The book brings together a selection of articles published in Matica magazine and inspired by migrant and exile issues under the Global Croatia column over the past five years, penned monthly by Kukavica, the long-standing editor of the Croatian Emigrant Almanac and the head of the CHF publishing department.
Vesna Kukavica’s latest book, Umreženi identiteti (Networked Identities), was promoted at the Matis Club in Zagreb March 19th. This three hundred page collection of publicist works by editor, publicist and journalist Kukavica brings together a selection of articles published in Matica magazine and inspired by migrant and exile issues under the Global Croatia column over the past five years, penned monthly by Kukavica, the long-standing editor of the Croatian Emigrant Almanac and the head of the CHF publishing department.
The presentation was moderated by Lada Kanajet Šimić, head of the CHF education department, with a welcome greeting by Member of Parliament Ivo Jelušić, vice president of the parliamentary committee on Croatians abroad and president of the CHF board of directors.
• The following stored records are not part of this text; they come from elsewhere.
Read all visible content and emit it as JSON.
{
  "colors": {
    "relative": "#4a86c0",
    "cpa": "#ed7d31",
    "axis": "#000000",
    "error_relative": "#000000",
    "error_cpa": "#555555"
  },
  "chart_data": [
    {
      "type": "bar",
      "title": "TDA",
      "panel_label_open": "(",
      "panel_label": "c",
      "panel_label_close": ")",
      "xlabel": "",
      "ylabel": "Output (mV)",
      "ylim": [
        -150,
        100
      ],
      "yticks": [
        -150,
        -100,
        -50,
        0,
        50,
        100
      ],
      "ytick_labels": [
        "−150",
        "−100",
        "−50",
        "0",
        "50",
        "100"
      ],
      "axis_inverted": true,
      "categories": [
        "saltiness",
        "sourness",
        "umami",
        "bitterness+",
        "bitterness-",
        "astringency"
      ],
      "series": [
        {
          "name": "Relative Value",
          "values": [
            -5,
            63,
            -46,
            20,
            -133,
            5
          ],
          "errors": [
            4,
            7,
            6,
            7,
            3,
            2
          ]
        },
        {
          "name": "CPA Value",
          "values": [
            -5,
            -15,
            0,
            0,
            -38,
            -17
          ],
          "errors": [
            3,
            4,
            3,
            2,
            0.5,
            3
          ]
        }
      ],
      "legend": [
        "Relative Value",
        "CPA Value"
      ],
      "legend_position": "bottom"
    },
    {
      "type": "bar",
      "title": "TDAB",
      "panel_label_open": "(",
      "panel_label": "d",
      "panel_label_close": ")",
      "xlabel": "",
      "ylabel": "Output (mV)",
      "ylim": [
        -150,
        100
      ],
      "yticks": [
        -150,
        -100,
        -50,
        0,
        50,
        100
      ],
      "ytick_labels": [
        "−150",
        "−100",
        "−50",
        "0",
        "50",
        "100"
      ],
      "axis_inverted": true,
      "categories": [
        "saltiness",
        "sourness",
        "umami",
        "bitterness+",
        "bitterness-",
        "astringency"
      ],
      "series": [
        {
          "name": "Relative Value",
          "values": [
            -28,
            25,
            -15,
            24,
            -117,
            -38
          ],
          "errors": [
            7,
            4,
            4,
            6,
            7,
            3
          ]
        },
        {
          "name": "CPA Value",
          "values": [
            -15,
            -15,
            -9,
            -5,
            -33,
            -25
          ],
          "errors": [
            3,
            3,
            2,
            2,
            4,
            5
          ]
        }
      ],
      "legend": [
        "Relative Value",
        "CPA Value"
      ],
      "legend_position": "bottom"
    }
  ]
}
On hand to discuss the book were CHF director Marin Knezović MSc and the book’s reviewers – historian Željko Holjevac DSc, communication science specialist Božo Skoko DSc and the book’s editor Ivan Čizmić DSc. They agreed that the book was an exceptionally valuable effort in bringing together articles covering emigrant issues that deserves the attention of the academic and reading public, and that, doubtless, has anthological value. Author Vesna Kukavica thanked the presenters and her collaborators on the book and presented some of the interesting details through a PowerPoint presentation created by Snježana Đuričković.
Speaking of the book’s publisher, the Croatian Heritage Foundation, Kukavica noted that everything done here – from the schools, workshops, the Internet language courses to publishing – was done as a team and in a positive atmosphere. 21st century emigrants are mobile, multilingual and successful people that are well adapted to the societies of their domicile countries. They are successful as writers, hoteliers, winemakers and scientists … and prove that Croatians in the new times, wherever they be, care for one another.
The book includes selected feuilletons, reviews and some sixty essays on the global and well-networked Croatia, and a series of fascinating stories of the fates of many of the “ordinary people” that have braved the unknown and headed out to distant America, Australia, New Zealand or nearby Germany, Switzerland and other countries.
Vesna Kukavica’s latest book, her second published by the CHF, successfully broadens the frame and tears down the stereotypes by which the Croatian Diaspora, its stakeholders and heirs, have been viewed, treated and described in Croatia. With a new century, it is time for a new perception – innovative and creative. Kukavica’s well-networked Croatia is formed by the descendants of earlier Croatian emigrants and our contemporary, established emigrants – reinvigorating venerable emigrant communities and building new links between themselves, the old homeland and the world around them.